- グルグラム - Haryana - インド
Senior AI & ML Engineer
We’re seeking a hands-on AI/ML engineer to design, build, and produce Generative AI solutions—including RAG pipelines and multi-agent systems—to automate workflows and drive operational excellence. You’ll work closely with solution/data architects, software developers, data engineers, and domain experts to rapidly prototype and deliver scalable, enterprise-grade systems.
This is an individual contributor role requiring strong research skills, deep expertise in AI foundation models, and the ability to translate cutting-edge concepts into impactful solutions for digital grid challenges.
A Snapshot of your Day
How You’ll Make an Impact (responsibilities of role)
- End-to-End GenAI Development: Design and implement RAG pipelines, agentic workflows, and LLM integrations for tasks such as document understanding, classification, and knowledge assistance.
- Multi-Agent Orchestration: Build agent-based applications for planning, tool use, and execution using frameworks like LangGraph, Semantic Kernel, and prompt orchestration tools.
- AI Enterprise Architecture: Strong Experience in AI architecture (scalable, modern, and secure) design across AI/ML enterprise solutions.
- Data & MLOps Foundations: Architect data pipelines and cloud solutions for training, deployment, and monitoring on Azure/AWS with Docker, Kubernetes, and CI/CD.
- Rapid Prototyping to Production: Convert problem statements into prototypes, iterate with stakeholders, and harden into production-ready microservices (FastAPI) with APIs and event-driven workflows.
- Evaluation & Reliability: Define rigorous evaluation metrics for LLM/ML systems (accuracy, latency, cost, safety), optimize retrieval quality, prompt strategies, and agent policies.
- Security & Compliance: Implement Responsible AI guardrails, data privacy, PII handling, access controls, and auditability.
- Collaboration & Enablement: Partner with data engineers, mentor junior team members, and contribute to internal documentation and demos.
What You Bring (required qualification and skill sets)
- Education: Bachelor’s/master’s in computer science, Data Science, Engineering, or equivalent experience
- Experience:
- 7–12 years delivering AI/ML, Data Science solutions in production.
- 2-3 years focused on Generative AI/LLM applications.
- Technical Skills:
- Programming: Strong Python (typing, packaging, testing), data stacks (NumPy, Pandas, scikit-learn), API development (FastAPI/Flask).
- GenAI Expertise:
- Prompt engineering, RAG design (indexing, chunking, reranking).
- Embeddings and vector databases (FAISS, Azure AI Search, Pinecone).
- Agent frameworks (LangGraph, Semantic Kernel) and orchestration strategies.
- Model selection/fine-tuning, cost-performance optimization, safety filters.
- Cloud & Data: Hands-on with Azure/AWS; experience with Azure OpenAI, Azure AI Search, Microsoft Fabric/Databricks (preferred), Snowflake or similar DWH.
- MLOps: Docker, Kubernetes, CI/CD (GitHub Actions/Gitlab), model deployment/monitoring.
- Architecture: Microservices, event-driven design, API security, scalability, and resilience.
- Soft Skills:
- Excellent team player with the ability to work collaboratively in cross-functional and multicultural teams.
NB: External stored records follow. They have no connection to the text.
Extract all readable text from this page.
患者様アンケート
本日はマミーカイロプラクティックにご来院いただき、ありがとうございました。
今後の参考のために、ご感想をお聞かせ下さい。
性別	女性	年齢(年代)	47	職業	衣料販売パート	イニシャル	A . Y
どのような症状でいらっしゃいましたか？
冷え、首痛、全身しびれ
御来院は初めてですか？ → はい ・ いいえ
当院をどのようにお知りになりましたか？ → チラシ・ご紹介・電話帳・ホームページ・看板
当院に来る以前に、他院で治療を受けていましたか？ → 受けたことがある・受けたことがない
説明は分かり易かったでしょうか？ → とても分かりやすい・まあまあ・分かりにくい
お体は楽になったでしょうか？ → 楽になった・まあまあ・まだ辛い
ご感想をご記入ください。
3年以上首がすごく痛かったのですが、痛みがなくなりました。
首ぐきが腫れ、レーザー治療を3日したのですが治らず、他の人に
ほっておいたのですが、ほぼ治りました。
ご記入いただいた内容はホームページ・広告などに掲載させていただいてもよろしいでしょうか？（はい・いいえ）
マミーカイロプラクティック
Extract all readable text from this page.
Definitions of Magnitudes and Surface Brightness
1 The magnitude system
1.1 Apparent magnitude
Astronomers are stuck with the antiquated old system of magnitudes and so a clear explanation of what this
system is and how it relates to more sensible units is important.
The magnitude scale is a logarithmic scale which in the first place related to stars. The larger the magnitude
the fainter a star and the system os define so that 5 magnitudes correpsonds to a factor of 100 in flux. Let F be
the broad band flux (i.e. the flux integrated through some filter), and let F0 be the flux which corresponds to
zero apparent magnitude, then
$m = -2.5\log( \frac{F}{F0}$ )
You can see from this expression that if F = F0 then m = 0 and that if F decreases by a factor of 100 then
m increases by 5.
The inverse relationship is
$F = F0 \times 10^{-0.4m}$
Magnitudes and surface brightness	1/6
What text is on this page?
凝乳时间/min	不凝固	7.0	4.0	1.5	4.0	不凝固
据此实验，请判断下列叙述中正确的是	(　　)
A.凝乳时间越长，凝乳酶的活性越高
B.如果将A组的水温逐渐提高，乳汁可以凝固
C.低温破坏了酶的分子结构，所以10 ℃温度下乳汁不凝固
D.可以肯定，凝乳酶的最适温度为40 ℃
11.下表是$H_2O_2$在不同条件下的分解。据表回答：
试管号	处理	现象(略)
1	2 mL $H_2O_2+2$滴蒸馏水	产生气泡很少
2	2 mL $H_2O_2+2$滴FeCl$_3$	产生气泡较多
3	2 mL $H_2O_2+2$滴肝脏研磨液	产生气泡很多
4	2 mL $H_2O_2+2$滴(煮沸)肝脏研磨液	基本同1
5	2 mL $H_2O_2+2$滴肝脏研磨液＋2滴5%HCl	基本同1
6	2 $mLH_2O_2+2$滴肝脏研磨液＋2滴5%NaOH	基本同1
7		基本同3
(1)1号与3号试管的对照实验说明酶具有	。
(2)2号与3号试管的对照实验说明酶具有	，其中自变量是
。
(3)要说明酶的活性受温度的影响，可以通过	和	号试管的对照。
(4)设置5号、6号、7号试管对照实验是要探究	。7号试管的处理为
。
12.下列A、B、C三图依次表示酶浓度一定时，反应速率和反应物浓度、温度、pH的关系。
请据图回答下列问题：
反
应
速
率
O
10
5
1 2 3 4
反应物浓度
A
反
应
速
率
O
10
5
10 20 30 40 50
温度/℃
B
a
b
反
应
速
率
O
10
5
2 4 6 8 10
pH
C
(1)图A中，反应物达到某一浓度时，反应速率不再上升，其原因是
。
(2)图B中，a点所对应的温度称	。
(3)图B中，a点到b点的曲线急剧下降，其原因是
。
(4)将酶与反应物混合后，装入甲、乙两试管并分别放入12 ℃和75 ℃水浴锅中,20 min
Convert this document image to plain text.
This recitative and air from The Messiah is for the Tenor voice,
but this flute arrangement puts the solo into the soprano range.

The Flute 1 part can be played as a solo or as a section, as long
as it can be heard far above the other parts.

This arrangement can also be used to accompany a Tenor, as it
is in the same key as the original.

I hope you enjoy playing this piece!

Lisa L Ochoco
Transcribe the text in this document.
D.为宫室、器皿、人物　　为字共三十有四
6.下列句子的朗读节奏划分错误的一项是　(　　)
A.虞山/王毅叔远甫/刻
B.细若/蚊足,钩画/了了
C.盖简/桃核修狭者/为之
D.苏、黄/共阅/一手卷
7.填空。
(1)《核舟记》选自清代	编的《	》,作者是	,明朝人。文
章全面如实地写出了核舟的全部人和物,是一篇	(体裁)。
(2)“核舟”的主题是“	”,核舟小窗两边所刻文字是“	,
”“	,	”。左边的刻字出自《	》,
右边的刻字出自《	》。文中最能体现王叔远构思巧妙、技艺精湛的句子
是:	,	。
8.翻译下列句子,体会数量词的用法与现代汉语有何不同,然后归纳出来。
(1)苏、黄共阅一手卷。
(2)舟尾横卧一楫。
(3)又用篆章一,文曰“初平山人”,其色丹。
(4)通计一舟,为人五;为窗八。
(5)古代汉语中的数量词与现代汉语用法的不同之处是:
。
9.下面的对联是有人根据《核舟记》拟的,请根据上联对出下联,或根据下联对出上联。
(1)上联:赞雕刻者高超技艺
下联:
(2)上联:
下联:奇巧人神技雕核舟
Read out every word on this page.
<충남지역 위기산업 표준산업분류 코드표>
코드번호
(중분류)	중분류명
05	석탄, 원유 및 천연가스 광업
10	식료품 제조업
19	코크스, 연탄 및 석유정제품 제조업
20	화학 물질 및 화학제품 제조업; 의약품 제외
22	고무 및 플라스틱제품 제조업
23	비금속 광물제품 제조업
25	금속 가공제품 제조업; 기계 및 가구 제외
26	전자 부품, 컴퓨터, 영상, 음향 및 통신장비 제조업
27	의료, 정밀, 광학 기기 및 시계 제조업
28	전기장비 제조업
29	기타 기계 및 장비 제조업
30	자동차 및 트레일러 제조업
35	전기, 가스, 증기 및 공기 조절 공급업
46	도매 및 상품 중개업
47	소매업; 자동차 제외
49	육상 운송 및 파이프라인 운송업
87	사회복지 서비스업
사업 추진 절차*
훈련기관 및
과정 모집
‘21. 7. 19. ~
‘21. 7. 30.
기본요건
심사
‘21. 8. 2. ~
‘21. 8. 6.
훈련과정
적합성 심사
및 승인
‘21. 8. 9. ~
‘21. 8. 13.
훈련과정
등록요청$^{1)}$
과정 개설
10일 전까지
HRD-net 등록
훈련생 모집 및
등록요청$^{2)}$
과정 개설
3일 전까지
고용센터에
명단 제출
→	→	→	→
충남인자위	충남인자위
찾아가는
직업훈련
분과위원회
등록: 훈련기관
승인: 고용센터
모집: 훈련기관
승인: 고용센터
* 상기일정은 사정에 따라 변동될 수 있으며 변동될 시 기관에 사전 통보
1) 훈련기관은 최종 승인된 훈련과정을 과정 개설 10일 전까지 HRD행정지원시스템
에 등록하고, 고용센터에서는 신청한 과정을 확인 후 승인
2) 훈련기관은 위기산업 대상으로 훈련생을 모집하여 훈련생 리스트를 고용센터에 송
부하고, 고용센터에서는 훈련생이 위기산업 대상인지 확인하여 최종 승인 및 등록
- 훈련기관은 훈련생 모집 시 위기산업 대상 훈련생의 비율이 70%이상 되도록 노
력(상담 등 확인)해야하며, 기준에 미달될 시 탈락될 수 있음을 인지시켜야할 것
- Strong communication skills able to explain complex technical ideas to non-technical stakeholders.
- Adaptability to changing priorities and evolving technologies.
- Problem-solving mindset with creativity, curiosity, and a proactive approach.
- Time management & prioritization in fast-paced, iterative environments.
- A mentoring attitude toward junior colleagues and an openness to receiving feedback.
- Strong sense of ownership and accountability over deliverables.
- Domain Knowledge: Experience applying AI/ML to power systems, electrical grids, or related domains.
Preferred Qualifications
- Experience with Azure OpenAI, Microsoft Fabric/Prompt Flow, Copilot Studio connectors, or enterprise integrations (SharePoint/Teams).
- Expertise in ML/DL techniques: time-series forecasting, anomaly detection, NLP document AI (OCR, classification, extraction).
- Familiarity with security (OAuth2, RBAC), observability (OpenTelemetry), and cost governance (token budgeting).
Tech Stack
- Languages/Frameworks: Python, FastAPI/Flask, LangGraph/Semantic Kernel/CrewAI/AutoGen, scikit-learn, PyTorch/TensorFlow.
- LLM & Retrieval: Azure OpenAI/Open weights, embeddings, vector DBs (FAISS/Milvus/Pinecone), reranking.
- Data & Cloud: Snowflake, Azure/AWS (storage, compute, messaging), SQL.
- Ops: Docker, Kubernetes, GitHub Actions/Jenkins, Helm, monitoring/logging.
- Collaboration: Git, Jira/Azure DevOps, Agile/Scrum.